Tuesday, November 08, 2011

The supplemental poverty measure

There's currently discussion about results from the new "supplemental poverty measure." By this new formula, we have more poor older Americans, about 1 in 6. Out-of-pocket medical care was not included in the old formula, and that's a killer for old people.

The current discussion on poverty does evoke the past discussion on patent grant rate. See for example
Lawrence B. Ebert, Patent Grant Rates at the United States Patent and Trademark Office,. 4 Chi.-Kent J. Intell. Prop. 108 (2004).
In the past, one could find the article on the internet, but not anymore. Using the previous link, one gets an error message: can't open the page “http://jip.kentlaw.edu/art/volume%204/4%20Chi-Kent%20J%20Intell%20Prop%20108.pdf” because [Safari] can’t find the server “jip.kentlaw.edu”.

The 2004 article in Kent JIP contained discussion of the odd treatment by Lemley and Moore of work by Clarke:

Criticism of Clarke paper by Lemley and Moore.

In February 2004, Lemley and Moore criticized the work of Clarke, and suggested that the 85% number of the 2002 paper by Quillen and Webster was more reliable. n11 Lemley and Moore stated that Clarke erroneously assumed that every continuation resulted in a patent. n12 The relevant text on page 338 of Clarke states:

The USPTO models deduct from the overall number of original applications those that are also counted as continuing applications, to avoid double counting of applications (as does Quillen and Webster). The USTPO models, however, also deduct from the total number of patents the percentage of applications that give rise to patents both from the original applications and from continuing applications (which Quillen and Webster does not).

There is no mention of any assumption that "every" continuation resulted in a patent. There is a correction for cases in which BOTH an original (i.e., parent) application AND continuing applications give rise to patents. In 2002, Quillen and Webster made such a correction, although less complete than that made by Clarke.

There is no basis for the specific criticism by Lemley and Moore of Clarke. n13 In fact, it appears that Clarke's approach is more accurate than that of Quillen and Webster, and, as such, the 74% number, rather than the 85% number, should be deemed more reliable.

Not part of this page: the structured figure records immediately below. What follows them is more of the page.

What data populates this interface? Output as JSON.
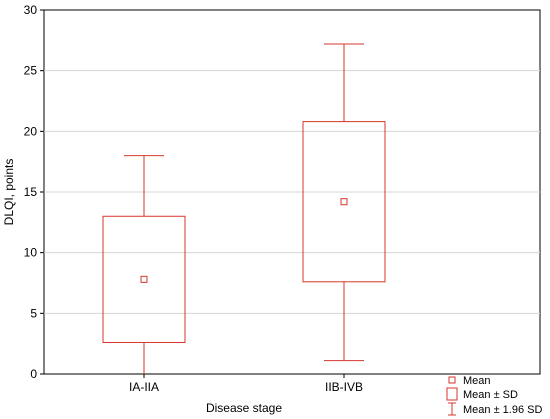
{
  "chart_data": {
    "type": "box",
    "xlabel": "Disease stage",
    "ylabel": "DLQI, points",
    "ylim": [
      0,
      30
    ],
    "yticks": [
      0,
      5,
      10,
      15,
      20,
      25,
      30
    ],
    "grid": true,
    "categories": [
      "IA-IIA",
      "IIB-IVB"
    ],
    "groups": [
      {
        "category": "IA-IIA",
        "mean": 7.8,
        "sd_low": 2.6,
        "sd_high": 13.0,
        "ci_low": 0,
        "ci_high": 18.0
      },
      {
        "category": "IIB-IVB",
        "mean": 14.2,
        "sd_low": 7.6,
        "sd_high": 20.8,
        "ci_low": 1.1,
        "ci_high": 27.2
      }
    ],
    "legend": {
      "placement": "bottom-right",
      "entries": [
        "Mean",
        "Mean ± SD",
        "Mean ± 1.96 SD"
      ]
    },
    "colors": {
      "marks": "#d9342b",
      "grid": "#d4d4d4",
      "axis": "#000000"
    }
  }
}
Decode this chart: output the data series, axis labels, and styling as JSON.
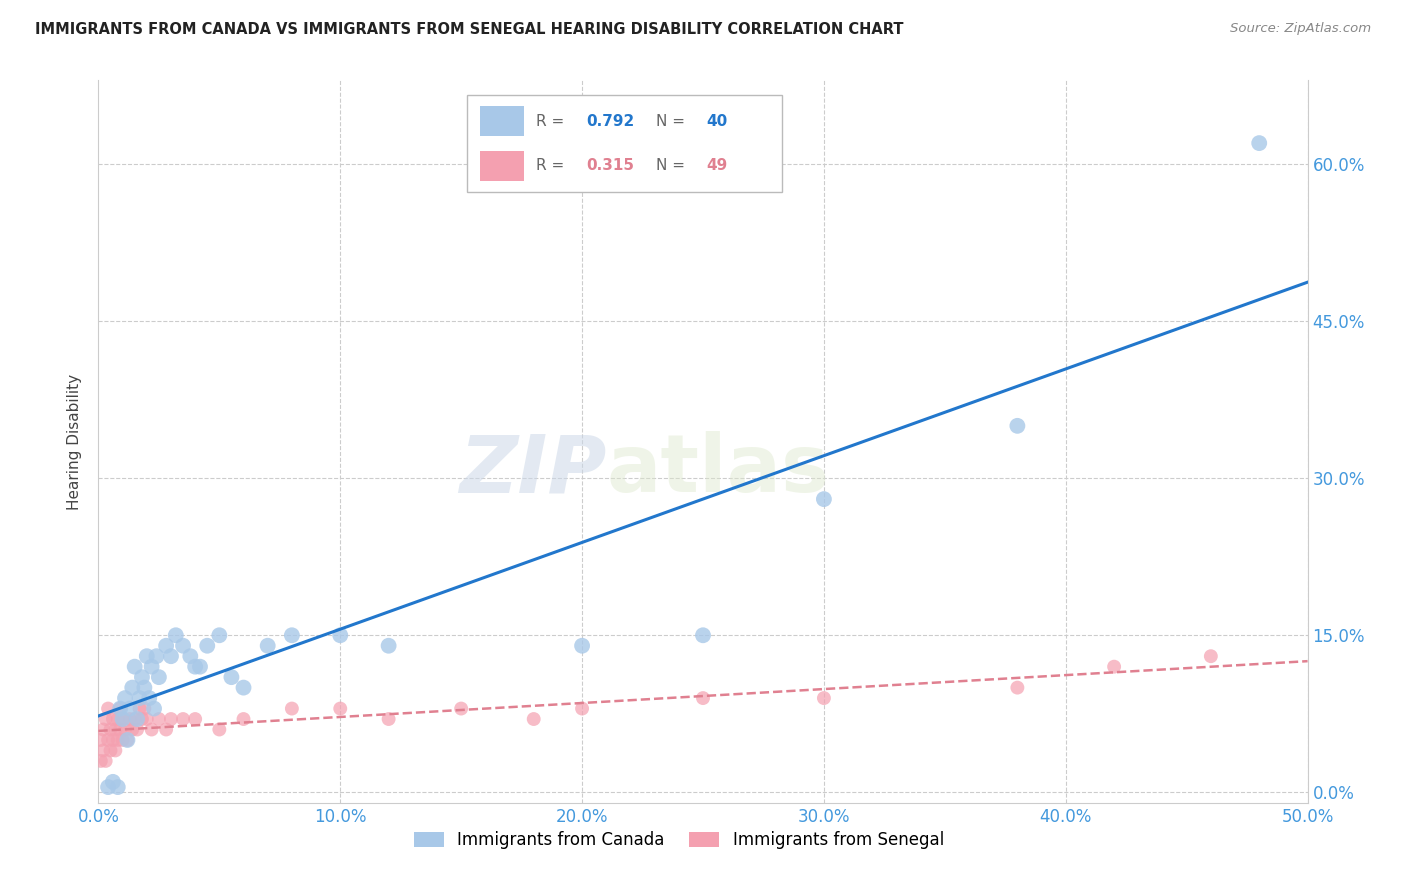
{
  "title": "IMMIGRANTS FROM CANADA VS IMMIGRANTS FROM SENEGAL HEARING DISABILITY CORRELATION CHART",
  "source": "Source: ZipAtlas.com",
  "ylabel": "Hearing Disability",
  "legend_canada": "Immigrants from Canada",
  "legend_senegal": "Immigrants from Senegal",
  "r_canada": 0.792,
  "n_canada": 40,
  "r_senegal": 0.315,
  "n_senegal": 49,
  "canada_color": "#a8c8e8",
  "senegal_color": "#f4a0b0",
  "canada_line_color": "#2277cc",
  "senegal_line_color": "#e08090",
  "watermark_zip": "ZIP",
  "watermark_atlas": "atlas",
  "xlim": [
    0.0,
    0.5
  ],
  "ylim": [
    -0.01,
    0.68
  ],
  "xticks": [
    0.0,
    0.1,
    0.2,
    0.3,
    0.4,
    0.5
  ],
  "yticks": [
    0.0,
    0.15,
    0.3,
    0.45,
    0.6
  ],
  "xtick_labels": [
    "0.0%",
    "10.0%",
    "20.0%",
    "30.0%",
    "40.0%",
    "50.0%"
  ],
  "ytick_labels": [
    "0.0%",
    "15.0%",
    "30.0%",
    "45.0%",
    "60.0%"
  ],
  "canada_x": [
    0.004,
    0.006,
    0.008,
    0.009,
    0.01,
    0.011,
    0.012,
    0.013,
    0.014,
    0.015,
    0.016,
    0.017,
    0.018,
    0.019,
    0.02,
    0.021,
    0.022,
    0.023,
    0.024,
    0.025,
    0.028,
    0.03,
    0.032,
    0.035,
    0.038,
    0.04,
    0.042,
    0.045,
    0.05,
    0.055,
    0.06,
    0.07,
    0.08,
    0.1,
    0.12,
    0.2,
    0.25,
    0.3,
    0.38,
    0.48
  ],
  "canada_y": [
    0.005,
    0.01,
    0.005,
    0.08,
    0.07,
    0.09,
    0.05,
    0.08,
    0.1,
    0.12,
    0.07,
    0.09,
    0.11,
    0.1,
    0.13,
    0.09,
    0.12,
    0.08,
    0.13,
    0.11,
    0.14,
    0.13,
    0.15,
    0.14,
    0.13,
    0.12,
    0.12,
    0.14,
    0.15,
    0.11,
    0.1,
    0.14,
    0.15,
    0.15,
    0.14,
    0.14,
    0.15,
    0.28,
    0.35,
    0.62
  ],
  "senegal_x": [
    0.001,
    0.001,
    0.002,
    0.002,
    0.003,
    0.003,
    0.004,
    0.004,
    0.005,
    0.005,
    0.006,
    0.006,
    0.007,
    0.007,
    0.008,
    0.008,
    0.009,
    0.009,
    0.01,
    0.01,
    0.011,
    0.012,
    0.013,
    0.014,
    0.015,
    0.016,
    0.017,
    0.018,
    0.019,
    0.02,
    0.022,
    0.025,
    0.028,
    0.03,
    0.035,
    0.04,
    0.05,
    0.06,
    0.08,
    0.1,
    0.12,
    0.15,
    0.18,
    0.2,
    0.25,
    0.3,
    0.38,
    0.42,
    0.46
  ],
  "senegal_y": [
    0.03,
    0.05,
    0.04,
    0.06,
    0.03,
    0.07,
    0.05,
    0.08,
    0.04,
    0.06,
    0.05,
    0.07,
    0.04,
    0.06,
    0.05,
    0.07,
    0.06,
    0.08,
    0.05,
    0.07,
    0.06,
    0.05,
    0.07,
    0.06,
    0.07,
    0.06,
    0.08,
    0.07,
    0.08,
    0.07,
    0.06,
    0.07,
    0.06,
    0.07,
    0.07,
    0.07,
    0.06,
    0.07,
    0.08,
    0.08,
    0.07,
    0.08,
    0.07,
    0.08,
    0.09,
    0.09,
    0.1,
    0.12,
    0.13
  ]
}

-->Footnote 12 of 2004 Kent JIP article-->

Footnote 22 of Lemley and Moore states: See Robert A. Clarke, U.S. Continuity Law and Its Impact on the Comparative Patenting Rates of the U.S., Japan and the European Patent Office, 85 J. Pat. & Trademark Off. Soc'y 335, 338 (2003) (erroneously assuming that every continuation resulted in a patent and concluding that the grant rate was 75%). The 85% number provided in the revised Quillen et al. study is based on actual data about the applications that issue based on continuations, and reflects the best estimate we have of how often applications mature into patents.

One notes that Lemley later modified his viewpoint about the 85% number.


Blogger CAFO Maddness said...

A series of amazing insights from a Washington, D.C. think tank expert on the topic.

Another series of amazing insights from the Urban Institute: How can gov. benefits, included in the new Census Supplemental Poverty Measure, yield a higher poverty measure? Shouldn't they be helping.